Monster waves threaten village

Villagers of Yadua at the leftover sea wall damaged a long time back. Picture: VILIAME ODROVAKAVULA

Yadua Village headman Oscar Naitoki says climate change has affected his village much faster than expected.

He said in the past villagers expected tidal waves to occur once in a month, but these days the village was besieged by huge waves every day.

Children, he said, had started to fear the sea because of encounters with monster waves and the terrifying sound of waves crashing on the reefs.

The sea sprays, he said, sometimes reached the village community hall which was about 15m away from the beach.

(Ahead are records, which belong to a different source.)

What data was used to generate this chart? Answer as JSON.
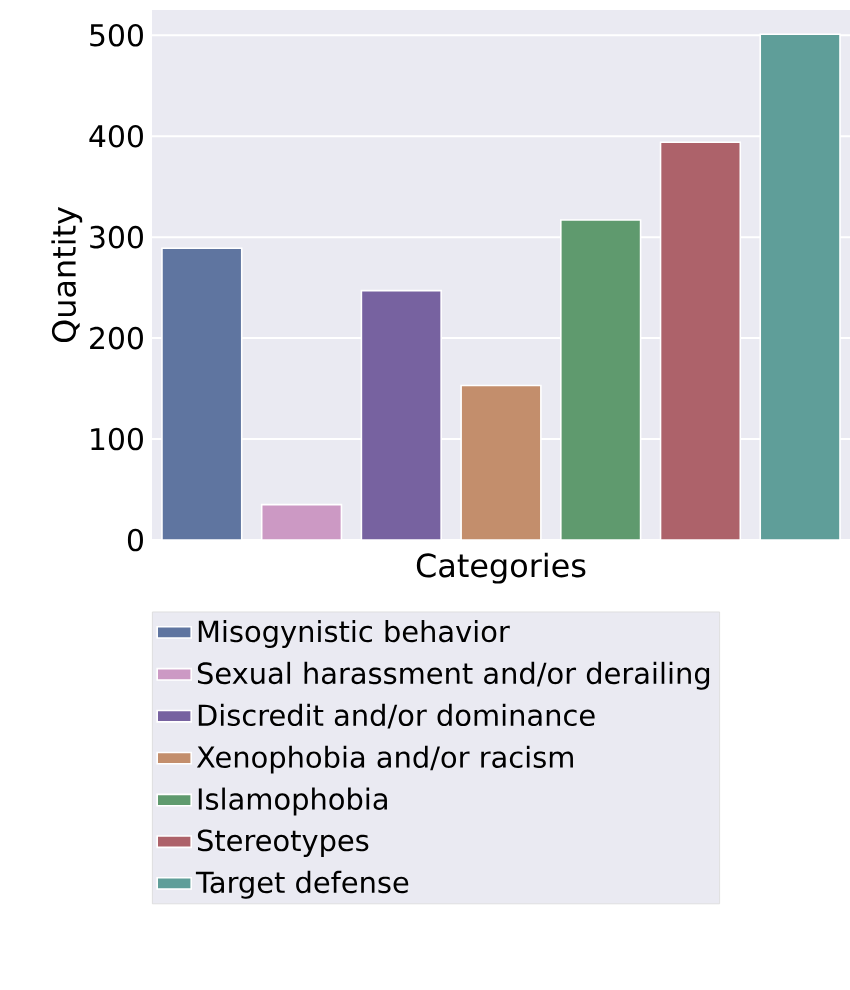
{
  "chart_data": {
    "type": "bar",
    "xlabel": "Categories",
    "ylabel": "Quantity",
    "categories": [
      null,
      null,
      null,
      null,
      null,
      null,
      null
    ],
    "series": [
      {
        "name": "Misogynistic behavior",
        "color": "#5f75a0",
        "values": [
          289,
          null,
          null,
          null,
          null,
          null,
          null
        ]
      },
      {
        "name": "Sexual harassment and/or derailing",
        "color": "#cc99c4",
        "values": [
          null,
          35,
          null,
          null,
          null,
          null,
          null
        ]
      },
      {
        "name": "Discredit and/or dominance",
        "color": "#7762a0",
        "values": [
          null,
          null,
          247,
          null,
          null,
          null,
          null
        ]
      },
      {
        "name": "Xenophobia and/or racism",
        "color": "#c38e6c",
        "values": [
          null,
          null,
          null,
          153,
          null,
          null,
          null
        ]
      },
      {
        "name": "Islamophobia",
        "color": "#5f9a6e",
        "values": [
          null,
          null,
          null,
          null,
          317,
          null,
          null
        ]
      },
      {
        "name": "Stereotypes",
        "color": "#ad626a",
        "values": [
          null,
          null,
          null,
          null,
          null,
          394,
          null
        ]
      },
      {
        "name": "Target defense",
        "color": "#5f9e99",
        "values": [
          null,
          null,
          null,
          null,
          null,
          null,
          501
        ]
      }
    ],
    "ylim": [
      0,
      525
    ],
    "yticks": [
      0,
      100,
      200,
      300,
      400,
      500
    ],
    "grid": "y",
    "legend": "bottom",
    "stacked": true
  }
}
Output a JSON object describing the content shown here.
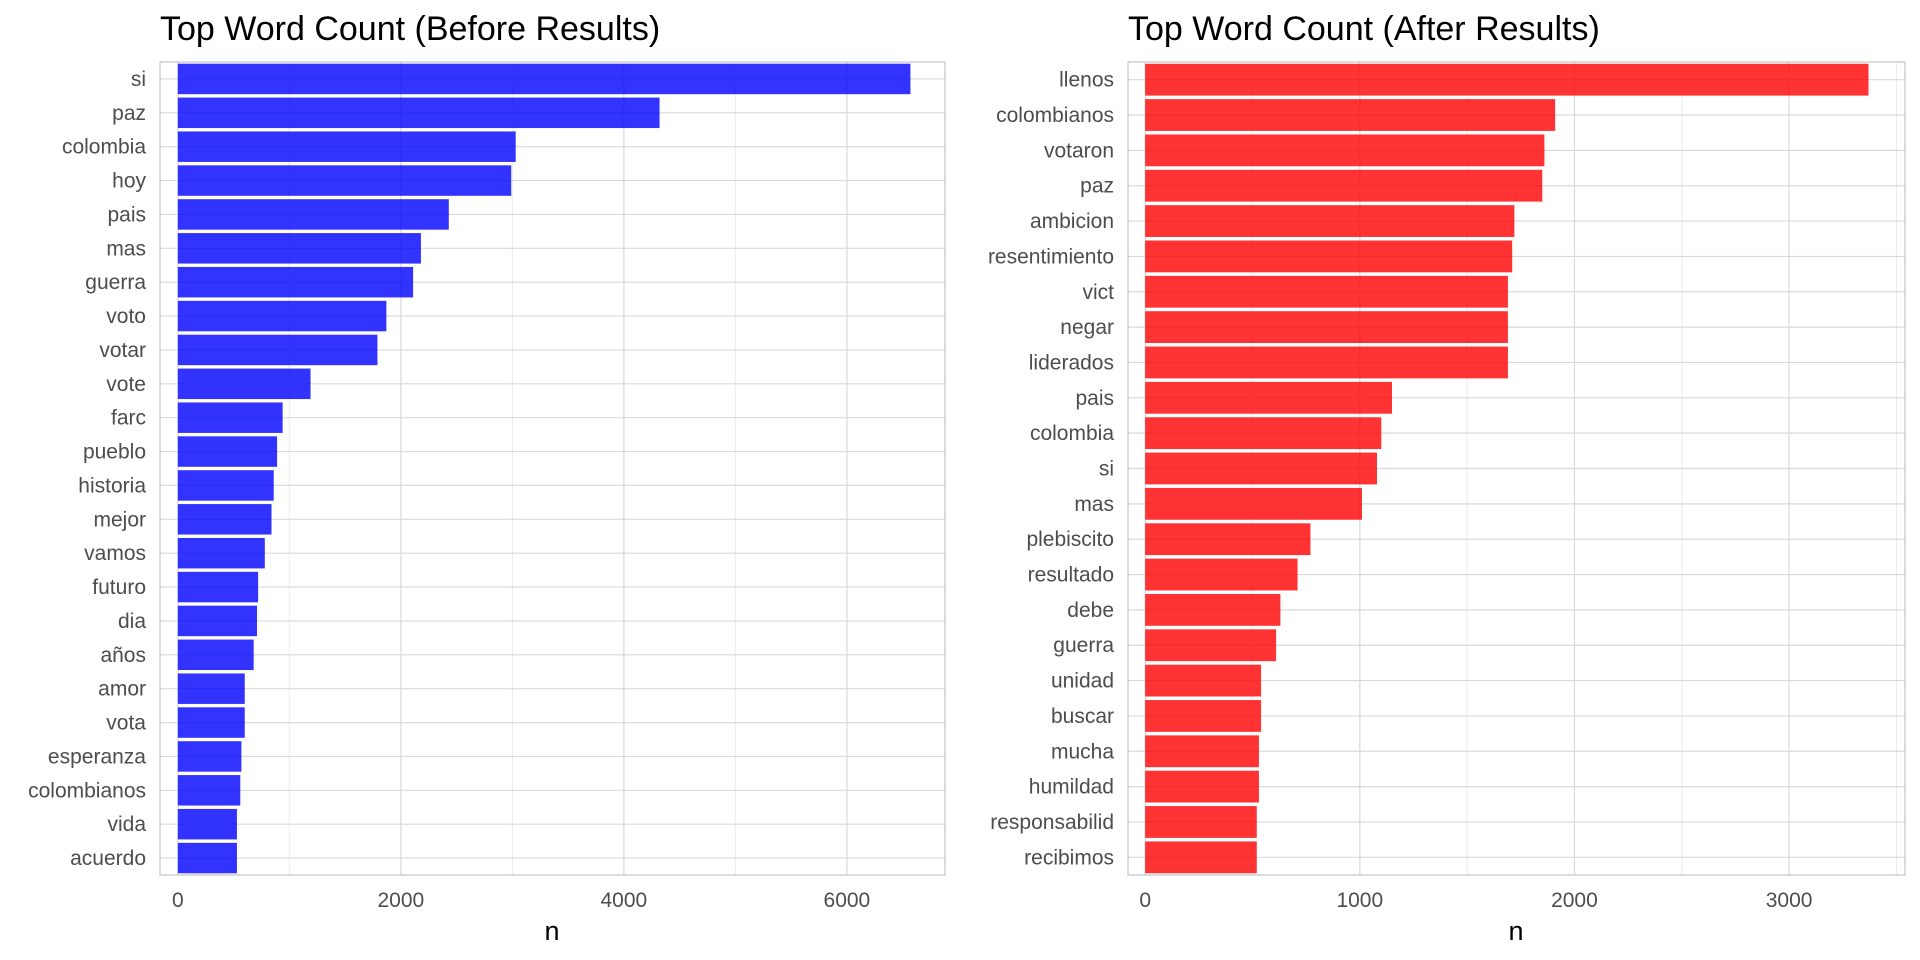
{
  "chart_data": [
    {
      "type": "bar",
      "orientation": "horizontal",
      "title": "Top Word Count (Before Results)",
      "xlabel": "n",
      "ylabel": "",
      "xlim": [
        -160,
        6880
      ],
      "xticks": [
        0,
        2000,
        4000,
        6000
      ],
      "tick_labels": [
        "0",
        "2000",
        "4000",
        "6000"
      ],
      "grid": true,
      "color": "#0000ff",
      "categories": [
        "si",
        "paz",
        "colombia",
        "hoy",
        "pais",
        "mas",
        "guerra",
        "voto",
        "votar",
        "vote",
        "farc",
        "pueblo",
        "historia",
        "mejor",
        "vamos",
        "futuro",
        "dia",
        "años",
        "amor",
        "vota",
        "esperanza",
        "colombianos",
        "vida",
        "acuerdo"
      ],
      "values": [
        6570,
        4320,
        3030,
        2990,
        2430,
        2180,
        2110,
        1870,
        1790,
        1190,
        940,
        890,
        860,
        840,
        780,
        720,
        710,
        680,
        600,
        600,
        570,
        560,
        530,
        530
      ]
    },
    {
      "type": "bar",
      "orientation": "horizontal",
      "title": "Top Word Count (After Results)",
      "xlabel": "n",
      "ylabel": "",
      "xlim": [
        -80,
        3540
      ],
      "xticks": [
        0,
        1000,
        2000,
        3000
      ],
      "tick_labels": [
        "0",
        "1000",
        "2000",
        "3000"
      ],
      "grid": true,
      "color": "#ff0000",
      "categories": [
        "llenos",
        "colombianos",
        "votaron",
        "paz",
        "ambicion",
        "resentimiento",
        "vict",
        "negar",
        "liderados",
        "pais",
        "colombia",
        "si",
        "mas",
        "plebiscito",
        "resultado",
        "debe",
        "guerra",
        "unidad",
        "buscar",
        "mucha",
        "humildad",
        "responsabilid",
        "recibimos"
      ],
      "values": [
        3370,
        1910,
        1860,
        1850,
        1720,
        1710,
        1690,
        1690,
        1690,
        1150,
        1100,
        1080,
        1010,
        770,
        710,
        630,
        610,
        540,
        540,
        530,
        530,
        520,
        520
      ]
    }
  ]
}
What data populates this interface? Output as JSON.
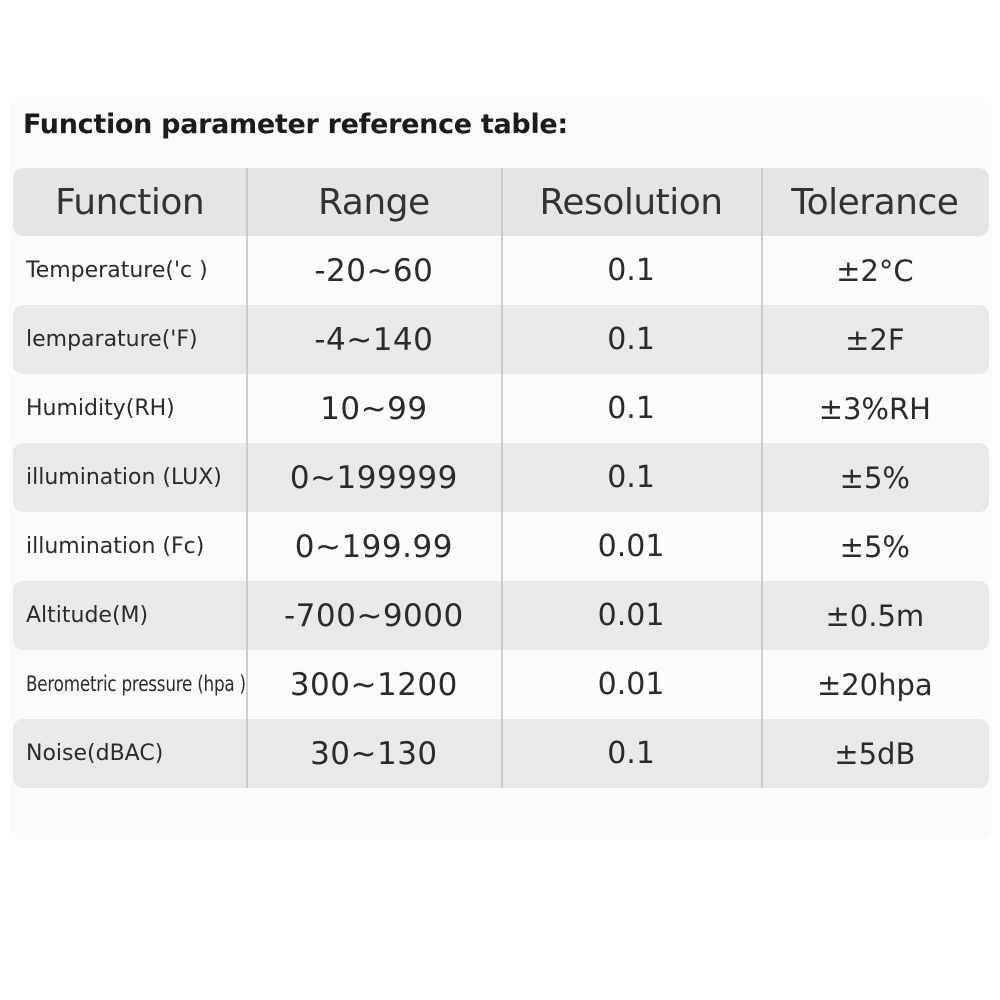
{
  "page": {
    "title": "Function parameter reference table:"
  },
  "table": {
    "columns": [
      "Function",
      "Range",
      "Resolution",
      "Tolerance"
    ],
    "rows": [
      {
        "function": "Temperature('c )",
        "range": "-20~60",
        "resolution": "0.1",
        "tolerance": "±2°C"
      },
      {
        "function": "lemparature('F)",
        "range": "-4~140",
        "resolution": "0.1",
        "tolerance": "±2F"
      },
      {
        "function": "Humidity(RH)",
        "range": "10~99",
        "resolution": "0.1",
        "tolerance": "±3%RH"
      },
      {
        "function": "illumination (LUX)",
        "range": "0~199999",
        "resolution": "0.1",
        "tolerance": "±5%"
      },
      {
        "function": "illumination (Fc)",
        "range": "0~199.99",
        "resolution": "0.01",
        "tolerance": "±5%"
      },
      {
        "function": "Altitude(M)",
        "range": "-700~9000",
        "resolution": "0.01",
        "tolerance": "±0.5m"
      },
      {
        "function": "Berometric pressure (hpa )",
        "range": "300~1200",
        "resolution": "0.01",
        "tolerance": "±20hpa"
      },
      {
        "function": "Noise(dBAC)",
        "range": "30~130",
        "resolution": "0.1",
        "tolerance": "±5dB"
      }
    ]
  },
  "colors": {
    "panel-bg": "#fbfbfb",
    "header-bg": "#e5e5e5",
    "row-alt-bg": "#e9e9e9",
    "divider": "#c6c6c6",
    "title-text": "#1c1c1c"
  }
}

“I am the sixth village headman and into my second year in this post, but I know that from 1972, all the retired five village headmen have been knocking on all government doors because of our sea wall,” Mr Naitoki said.

“We put our motion through the village meeting, up to the tikina meeting and pass it on to the bose vanua, but all our attempts have been falling on deaf ears.

But we will not stop knocking until something is done.” Villagers had attempted to build a barricade using red soil but the waves washed their efforts away.

He said youths had been advised to build their homes on higher grounds as some homes located by the shore had relocated inland.

When this newspaper visited the village last week, only a small portion of the sea wall seemed to have survived the rages of nature.

Mr Naitoki said villagers had been planting mangroves along the seashore, as the once thriving marine life had also declined in numbers.

He said some of the University of the South Pacific departments, NGOs and other conservation advocates had visited the village at different times to teach villagers about the effects of the climate change.

Questions sent to the Ministry of Rural and Maritime Development remain unanswered when this edition went to press.